BIM Coordinator Program (INT) April 22, 2024

Find the next step in your career as a Graphisoft Certified BIM Coordinator!

Wishes
Post your wishes about Graphisoft products: Archicad, BIMx, BIMcloud, and DDScad.

Option to control the elevations color-shading in drawg attr

Anonymous
Not applicable
There should be an option to control the elevations color or shading in the drawings attributes. This way, when you organize your different types of drawings (ie. presentation or approval) you can have different appearances to suite the output type.
6 REPLIES 6
Anonymous
Not applicable
Makes sense to me and would be more efficient than creating 2 separate elevations for this purpose.
vfrontiers
Enthusiast
You don't have to create 2 different elevations, just 2 different VIEWS..

Set up your elevations to show COLORS FROM MATERIALS.

In your Design VIEW, show COVER FILLS = "As in Settings"

In your Document View, show COVER FILLS = "Outlines Only"



I just had cause to do this last week....

Vector Hatching may need to be re thought!
Duane

Visual Frontiers

AC25 :|: AC26 :|: AC27
:|: Enscape3.4:|:TwinMotion

DellXPS 4.7ghz i7:|: 8gb GPU 1070ti / Alienware M18 Laptop
Anonymous
Not applicable
I can see your point and you're right the shadows would have to be toggled in the section/elevation settings dialog every time your updated a CD view to a presentation view and vice-versa. I believe the Master Template uses the strategy of creating 2 separate elevations for the creation of either CD views or presentation view for this reason.

I think this wish would still add functionality and simplify the documenting process by relocating some of the section view options to the model view level so that the settings can be saved for individual views rather than to that particular section.
Thomas Holm
Booster
vfrontiers wrote:
You don't have to create 2 different elevations, just 2 different VIEWS..
Beg to differ... Since these settings are VIEWPOINT settings, and not VIEW settings, you will have to create different viewpoints, that is in this case extra, different elevations if you want views with different looks from the same place, and for these settings to stick, especially if you have say vectorial hatches on one view and color fills with shadows on the other.
This is, as Jeff and Dom points out, not consistent and it's on the wishlist for GS to change it. When? No idea
Until then, you can hide the extra elevation marker by placing it on a hidden layer.
AC4.1-AC26SWE; MacOS13.5.1; MP5,1+MBP16,1
fuzzytnth3
Booster
I've had problems with Section Windows that have a number of Views allocated to them. Every now and then most of the content added by the user to the Section window would change it's layer settings and put them all on the ArchiCAD layer.

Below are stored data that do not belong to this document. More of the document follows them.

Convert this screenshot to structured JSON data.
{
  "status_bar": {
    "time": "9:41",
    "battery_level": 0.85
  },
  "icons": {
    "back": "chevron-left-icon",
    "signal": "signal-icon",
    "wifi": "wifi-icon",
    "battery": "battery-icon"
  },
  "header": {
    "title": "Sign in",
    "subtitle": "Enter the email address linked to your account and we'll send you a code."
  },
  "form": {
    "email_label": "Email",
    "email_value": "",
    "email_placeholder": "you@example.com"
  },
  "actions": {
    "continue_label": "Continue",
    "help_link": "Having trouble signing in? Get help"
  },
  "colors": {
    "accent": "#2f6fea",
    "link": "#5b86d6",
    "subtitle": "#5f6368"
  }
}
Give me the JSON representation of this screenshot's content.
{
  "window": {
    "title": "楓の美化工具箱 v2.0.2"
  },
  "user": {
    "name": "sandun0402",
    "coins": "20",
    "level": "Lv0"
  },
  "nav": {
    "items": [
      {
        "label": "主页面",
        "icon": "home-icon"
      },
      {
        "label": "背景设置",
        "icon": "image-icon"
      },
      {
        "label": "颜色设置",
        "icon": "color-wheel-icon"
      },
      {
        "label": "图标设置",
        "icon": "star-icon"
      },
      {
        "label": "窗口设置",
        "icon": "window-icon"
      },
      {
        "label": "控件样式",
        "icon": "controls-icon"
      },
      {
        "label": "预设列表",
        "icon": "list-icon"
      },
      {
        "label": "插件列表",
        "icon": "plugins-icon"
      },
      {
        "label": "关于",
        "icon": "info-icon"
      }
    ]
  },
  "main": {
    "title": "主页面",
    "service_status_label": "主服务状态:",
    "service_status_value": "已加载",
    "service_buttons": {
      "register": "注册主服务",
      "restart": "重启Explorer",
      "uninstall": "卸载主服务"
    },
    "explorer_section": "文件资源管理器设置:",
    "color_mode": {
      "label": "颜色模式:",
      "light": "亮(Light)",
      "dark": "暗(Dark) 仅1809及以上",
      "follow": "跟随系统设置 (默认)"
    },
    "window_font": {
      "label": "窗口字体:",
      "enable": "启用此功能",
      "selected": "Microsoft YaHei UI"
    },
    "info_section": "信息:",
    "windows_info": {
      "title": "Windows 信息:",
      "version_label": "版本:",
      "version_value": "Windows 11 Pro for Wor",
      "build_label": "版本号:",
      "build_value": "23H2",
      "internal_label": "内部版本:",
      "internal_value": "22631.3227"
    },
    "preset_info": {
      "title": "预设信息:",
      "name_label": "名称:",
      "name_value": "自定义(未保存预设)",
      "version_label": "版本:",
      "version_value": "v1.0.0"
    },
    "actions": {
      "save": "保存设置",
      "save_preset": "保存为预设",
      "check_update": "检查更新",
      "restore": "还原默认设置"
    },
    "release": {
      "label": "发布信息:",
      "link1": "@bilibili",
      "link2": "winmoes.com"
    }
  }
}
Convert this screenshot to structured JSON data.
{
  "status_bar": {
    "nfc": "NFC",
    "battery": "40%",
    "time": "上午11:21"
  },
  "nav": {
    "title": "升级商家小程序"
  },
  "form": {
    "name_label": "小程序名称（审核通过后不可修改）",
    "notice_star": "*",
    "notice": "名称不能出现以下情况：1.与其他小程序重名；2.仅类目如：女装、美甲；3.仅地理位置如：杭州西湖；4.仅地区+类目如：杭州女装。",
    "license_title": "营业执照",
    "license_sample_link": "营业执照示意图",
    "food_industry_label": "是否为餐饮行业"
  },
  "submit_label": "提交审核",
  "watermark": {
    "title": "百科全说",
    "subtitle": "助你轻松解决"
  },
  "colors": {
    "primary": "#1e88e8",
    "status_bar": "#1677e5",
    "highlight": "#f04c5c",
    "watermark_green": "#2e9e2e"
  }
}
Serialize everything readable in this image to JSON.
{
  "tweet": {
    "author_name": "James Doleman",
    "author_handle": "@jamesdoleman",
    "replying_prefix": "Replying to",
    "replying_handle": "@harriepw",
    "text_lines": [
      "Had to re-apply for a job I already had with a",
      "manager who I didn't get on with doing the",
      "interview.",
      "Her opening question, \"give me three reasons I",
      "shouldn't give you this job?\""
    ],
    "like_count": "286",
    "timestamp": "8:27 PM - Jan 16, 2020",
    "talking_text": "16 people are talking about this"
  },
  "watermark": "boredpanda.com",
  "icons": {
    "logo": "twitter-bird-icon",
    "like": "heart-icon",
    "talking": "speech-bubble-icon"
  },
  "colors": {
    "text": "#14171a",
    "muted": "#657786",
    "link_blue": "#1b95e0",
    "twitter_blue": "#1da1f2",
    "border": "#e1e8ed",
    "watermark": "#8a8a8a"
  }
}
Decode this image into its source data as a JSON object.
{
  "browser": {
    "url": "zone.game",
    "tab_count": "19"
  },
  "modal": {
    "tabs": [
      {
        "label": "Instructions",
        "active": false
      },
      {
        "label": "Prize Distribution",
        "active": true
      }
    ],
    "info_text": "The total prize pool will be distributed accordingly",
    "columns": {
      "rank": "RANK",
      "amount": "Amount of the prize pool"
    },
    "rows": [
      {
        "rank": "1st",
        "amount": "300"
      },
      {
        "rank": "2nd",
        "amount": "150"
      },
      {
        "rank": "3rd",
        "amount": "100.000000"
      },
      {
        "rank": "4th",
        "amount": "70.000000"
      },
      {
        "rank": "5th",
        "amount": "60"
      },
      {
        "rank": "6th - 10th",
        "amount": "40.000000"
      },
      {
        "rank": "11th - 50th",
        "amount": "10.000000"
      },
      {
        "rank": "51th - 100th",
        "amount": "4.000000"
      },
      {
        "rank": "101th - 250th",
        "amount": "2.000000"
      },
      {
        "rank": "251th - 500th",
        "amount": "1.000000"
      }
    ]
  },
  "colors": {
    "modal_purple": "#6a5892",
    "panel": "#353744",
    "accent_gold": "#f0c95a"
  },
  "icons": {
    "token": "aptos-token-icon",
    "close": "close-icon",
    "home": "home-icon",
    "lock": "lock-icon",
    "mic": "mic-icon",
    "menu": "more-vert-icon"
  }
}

Very frustrating as it would involve quite a bit of work to rectify only to have it happen again at a later date. I never sussed what would cause this behaviour So sadly using a unique Section window for each View was the only safe way to go much that it aggrieved me to fill a Project up with duplicate Sections thereby increasing the Project file size.
AC versions 3.41 to 25 (UKI Full 5005).
Using AC25 5005 UKI FULL
Mac OSX 10.15.7 (19G2021) Mac Pro-2013 32gbRam AMD FirePro D500 3072 MB graphics
Anonymous
Not applicable
Thomas wrote:
vfrontiers wrote:
You don't have to create 2 different elevations, just 2 different VIEWS..
Beg to differ... Since these settings are VIEWPOINT settings, and not VIEW settings, you will have to create different viewpoints, that is in this case extra, different elevations if you want views with different looks from the same place, and for these settings to stick, especially if you have say vectorial hatches on one view and color fills with shadows on the other.
This is, as Jeff and Dom points out, not consistent and it's on the wishlist for GS to change it. When? No idea
Until then, you can hide the extra elevation marker by placing it on a hidden layer.
This seems not an altogether bad situation since preliminary/schematic, design development, and construction drawings are often quite different in number, extents and annotations. While it may ultimately be the desirable approach, it seems quite a complex problem of how much of this to move from the viewpoint into the views that derive from it.

For now it just means using layers to manage the multiple viewpoints, rather than using them to manage the different annotations that will apply to different views.
Learn and get certified!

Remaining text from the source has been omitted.